Começam a preocupar os ruídos e a articulação deficiente do governo eleito, o que tem levado a adiamentos na formulação do teor da chamada PEC da Transição. Era para proposta ser conhecida até a última quarta-feira, mas agora a previsão é a próxima terça-feira. Há claros problemas de articulação com o Congresso, ao mesmo tempo que transparecem divisões internas entre algumas das lideranças do PT mais próximas ao presidente eleito, Luiz Inácio Lula da Silva.
Em tempos de Copa do Mundo, já passou da hora de Lula começar a distribuir as camisetas, especialmente nas principais posições de seu time
As indefinições são sobre por quanto tempo o novo Bolsa Família poderá ficar excluído do teto de gastos e sobre o tamanho da licença de desembolsos que o novo governo terá em 2023. Ao que parece, o prazo não será indeterminado, como Lula gostaria, tampouco o extrateto será de R$ 200 bilhões. As hesitações atrasam definições importantes e alimentam o nervosismo no mercado financeiro, como o movimento de alta observado nos juros futuros nos últimos dias devido às interpretações de que o Banco Central poderá ter de continuar a elevar a Taxa Selic, o que seria péssimo para a economia, para os investimentos produtivos, para o crédito e para os endividados.
Um sinal de falta de alinhamento interno foi a troca de cobranças entre o senador Jaques Wagner (PT-BA), articulador político do governo eleito, e a presidente do PT, Gleisi Hoffman.

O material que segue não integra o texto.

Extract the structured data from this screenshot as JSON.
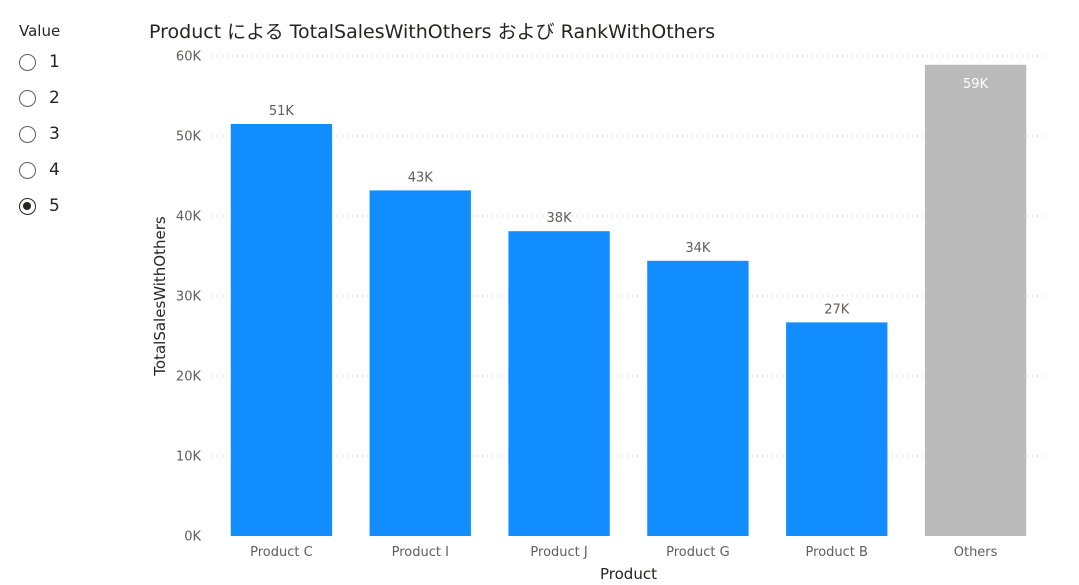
{
  "slicer": {
    "title": "Value",
    "options": [
      "1",
      "2",
      "3",
      "4",
      "5"
    ],
    "selected": "5"
  },
  "colors": {
    "bar": "#118dff",
    "others": "#bbbbbb",
    "gridline": "#c8c6c4"
  },
  "chart_data": {
    "type": "bar",
    "title": "Product による TotalSalesWithOthers および RankWithOthers",
    "xlabel": "Product",
    "ylabel": "TotalSalesWithOthers",
    "categories": [
      "Product C",
      "Product I",
      "Product J",
      "Product G",
      "Product B",
      "Others"
    ],
    "values": [
      51500,
      43200,
      38100,
      34400,
      26700,
      58900
    ],
    "data_labels": [
      "51K",
      "43K",
      "38K",
      "34K",
      "27K",
      "59K"
    ],
    "ylim": [
      0,
      60000
    ],
    "yticks": [
      0,
      10000,
      20000,
      30000,
      40000,
      50000,
      60000
    ],
    "ytick_labels": [
      "0K",
      "10K",
      "20K",
      "30K",
      "40K",
      "50K",
      "60K"
    ],
    "grid": true,
    "legend": false
  }
}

O parlamentar disse que a falta de indicação do novo ministro da Fazenda atrapalha as negociações no Congresso e foi rebatido pela dirigente. Para Gleisi, é a falta de articulação adequada no Senado o principal entrave para a PEC.
Em meio à indefinição e diante das resistências do parlamento, voltou a ser cogitada a possibilidade de uma medida provisória liberando crédito extraordinário para assegurar o Bolsa Família no valor de R$ 600. Resta saber se essa hipótese é de fato um plano B, um balão de ensaio ou indício de inexistência de clareza sobre o melhor caminho para cumprir uma das principais promessas de campanha de Lula.
Uma definição seria facilitada, sem dúvida, se o Congresso e o mercado já conhecessem o futuro ministro da Fazenda e ao menos parte do primeiro escalão da equipe econômica. Um time que mesclasse credibilidade com boa capacidade de articulação política facilitaria a costura de um acordo com os parlamentares. Nomes que gerassem confiança e acenassem na direção da manutenção da austeridade, sem abrir mão dos compromissos sociais, por certo fariam com que deputados e senadores fossem um pouco mais condescendentes com as demandas do futuro governo. Sem esquecer que, junto a isso, deveria ser reforçado o comprometimento com a apresentação de uma proposta para ser a nova âncora fiscal do país devido à intenção repetida de Lula de substituir o teto de gastos.
Há 20 anos, durante a transição para o primeiro governo Lula, a esta altura do calendário, o então futuro ministro da Fazenda, Antonio Palocci, estava confirmado no cargo. Dava as cartas e centralizava a comunicação sobre política econômica, evitando a vocalização de visões distintas por diferentes integrantes da futura gestão e acalmando o mercado. Outras pastas importantes, como a Casa Civil, também já estavam definidas. Mesmo sem ser o preferido do mercado, o ex-prefeito de São Paulo Fernando Haddad (PT) desponta como favorito para a Fazenda. Uma possibilidade de dobradinha com o economista Pérsio Arida no Planejamento animou os investidores na quinta-feira, mas na sexta-feira Haddad esteve em um encontro com banqueiros e não empolgou os ouvintes. Quem bate o martelo, de qualquer forma, permanece silente. Em tempos de Copa do Mundo, já passou da hora de Lula começar a distribuir as camisetas, especialmente nas principais posições de seu time.